Intel Corp may chop the price of the Pentium 4 processor in April and May by a total of as much as 57 percent, as the biggest chipmaker brings its fastest products to cheaper computers, an analyst said.
Intel is planning two rounds of price cuts that will reduce prices by a combined 12 percent to 57 percent, with the steepest moves at the high end of the lineup, Robertson Stephens Inc analyst Eric Rothdeutsch said.
The chipmaker introduced the Pentium 4 in November 2000. The Santa Clara, California-based company is now trying to bolster the appeal of the 2GHz and faster models for business applications, Rothdeutsch said. If demand remains strong, prices could level off and only "minor cuts" would be needed for the remainder of the year, he said.
"Intel is trying to drive their fastest products into the mainstream commercial desktop," Rothdeutsch said.
He rates Intel shares "market perform" and doesn't own the stock personally.

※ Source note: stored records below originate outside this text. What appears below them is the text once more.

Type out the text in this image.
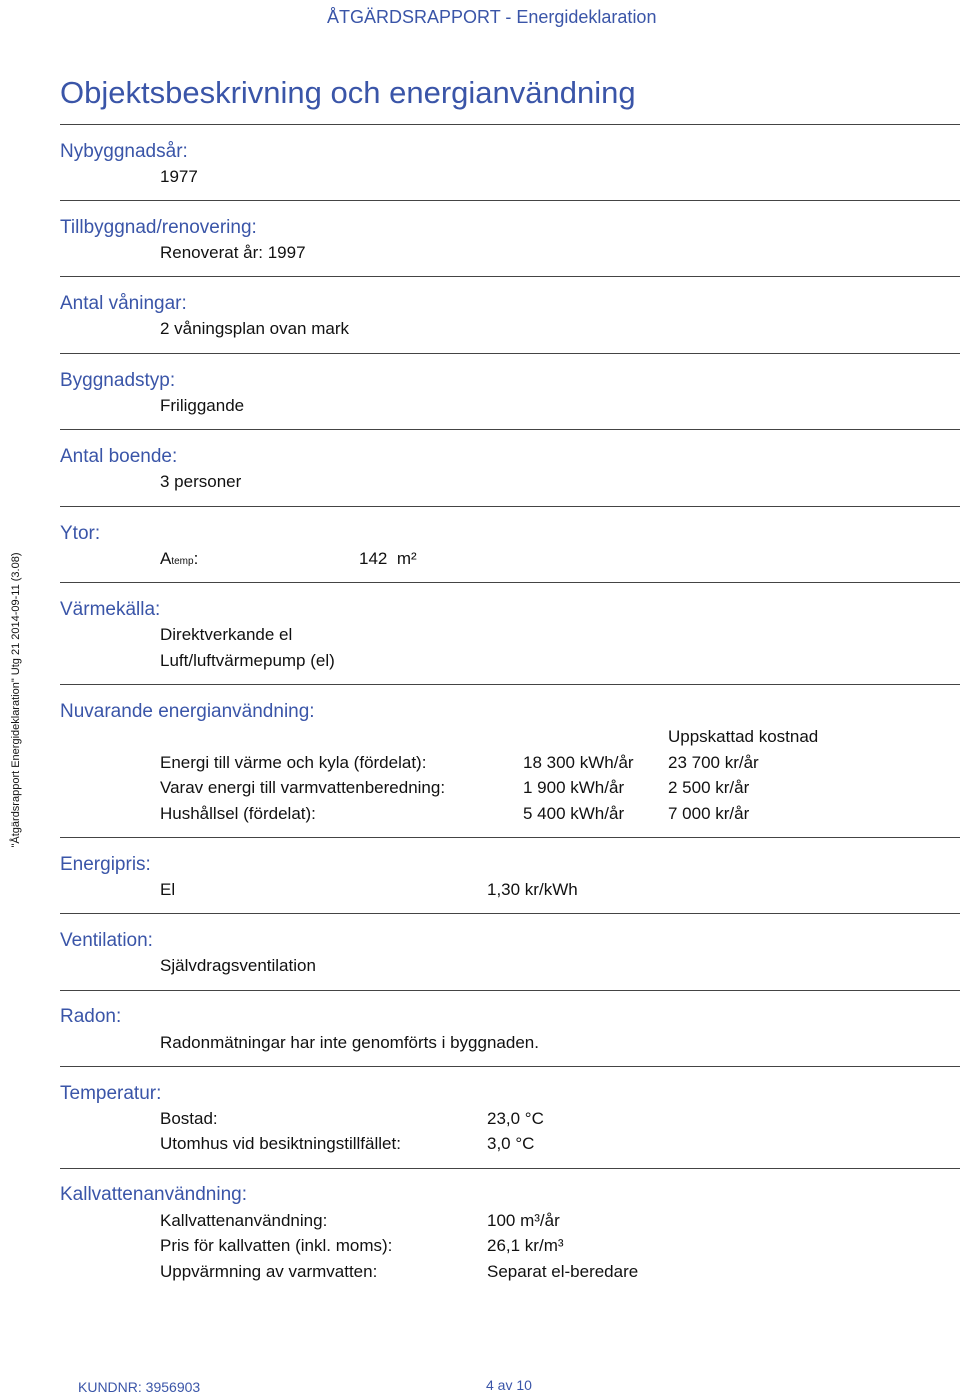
ÅTGÄRDSRAPPORT - Energideklaration
"Åtgärdsrapport Energideklaration" Utg 21 2014-09-11 (3.08)
Objektsbeskrivning och energianvändning
Nybyggnadsår:
1977
Tillbyggnad/renovering:
Renoverat år: 1997
Antal våningar:
2 våningsplan ovan mark
Byggnadstyp:
Friliggande
Antal boende:
3 personer
Ytor:
Atemp:	142 m²
Värmekälla:
Direktverkande el
Luft/luftvärmepump (el)
Nuvarande energianvändning:
Uppskattad kostnad
Energi till värme och kyla (fördelat):	18 300 kWh/år 23 700 kr/år
Varav energi till varmvattenberedning:	1 900 kWh/år	2 500 kr/år
Hushållsel (fördelat):	5 400 kWh/år	7 000 kr/år
Energipris:
El	1,30 kr/kWh
Ventilation:
Självdragsventilation
Radon:
Radonmätningar har inte genomförts i byggnaden.
Temperatur:
Bostad:	23,0 °C
Utomhus vid besiktningstillfället:	3,0 °C
Kallvattenanvändning:
Kallvattenanvändning:	100 m³/år
Pris för kallvatten (inkl. moms):	26,1 kr/m³
Uppvärmning av varmvatten:	Separat el-beredare
KUNDNR: 3956903	4 av 10
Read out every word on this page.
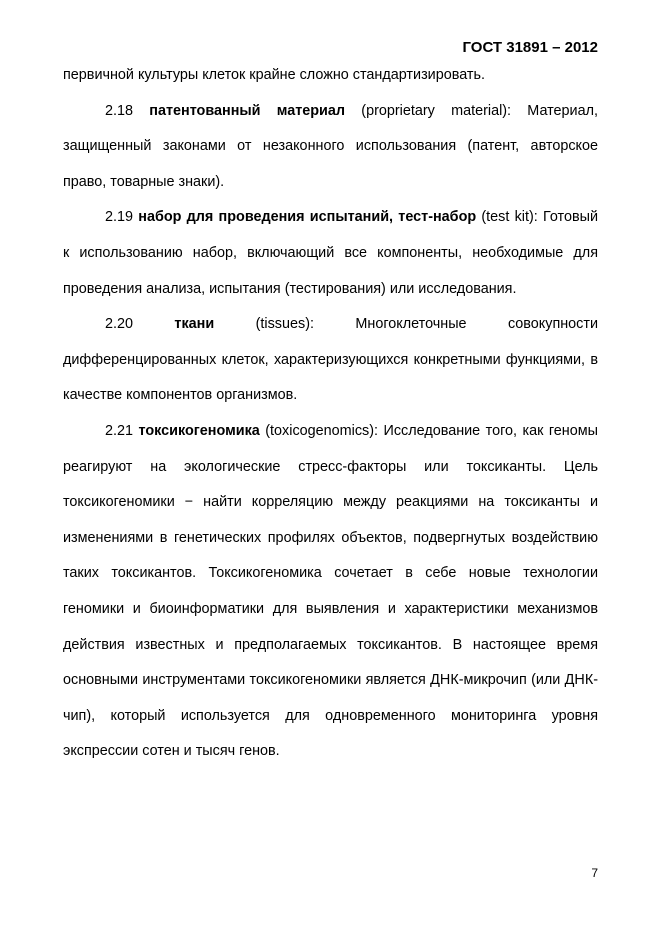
ГОСТ 31891 – 2012
первичной культуры клеток крайне сложно стандартизировать.

2.18 патентованный материал (proprietary material): Материал, защищенный законами от незаконного использования (патент, авторское право, товарные знаки).

2.19 набор для проведения испытаний, тест-набор (test kit): Готовый к использованию набор, включающий все компоненты, необходимые для проведения анализа, испытания (тестирования) или исследования.

2.20	ткани	(tissues): Многоклеточные совокупности дифференцированных клеток, характеризующихся конкретными функциями, в качестве компонентов организмов.

2.21 токсикогеномика (toxicogenomics): Исследование того, как геномы реагируют на экологические стресс-факторы или токсиканты. Цель токсикогеномики − найти корреляцию между реакциями на токсиканты и изменениями в генетических профилях объектов, подвергнутых воздействию таких токсикантов. Токсикогеномика сочетает в себе новые технологии геномики и биоинформатики для выявления и характеристики механизмов действия известных и предполагаемых токсикантов. В настоящее время основными инструментами токсикогеномики является ДНК-микрочип (или ДНК-чип), который используется для одновременного мониторинга уровня экспрессии сотен и тысяч генов.

7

Chip prices have declined over the past year, as slow economic growth hurt computer sales and Intel replaced the older Pentium III lineup with the Pentium 4. The cost of a 1.5-GHz Pentium 4 -- which debuted at US$819 -- has dropped 84 percent to US$133.
Salomon Smith Barney analyst Jonathan Joseph also expects cuts. He predicted in a note to clients some lower laptop-chip prices in March and then desktop-computer reductions in April. He didn't give specific figures.
Rothdeutsch said Intel will start selling a 3-GHz Pentium 4 in the first quarter of next year.
Intel will offer 1.7-GHz to 2- GHz Celeron chips for inexpensive systems by year end, he said.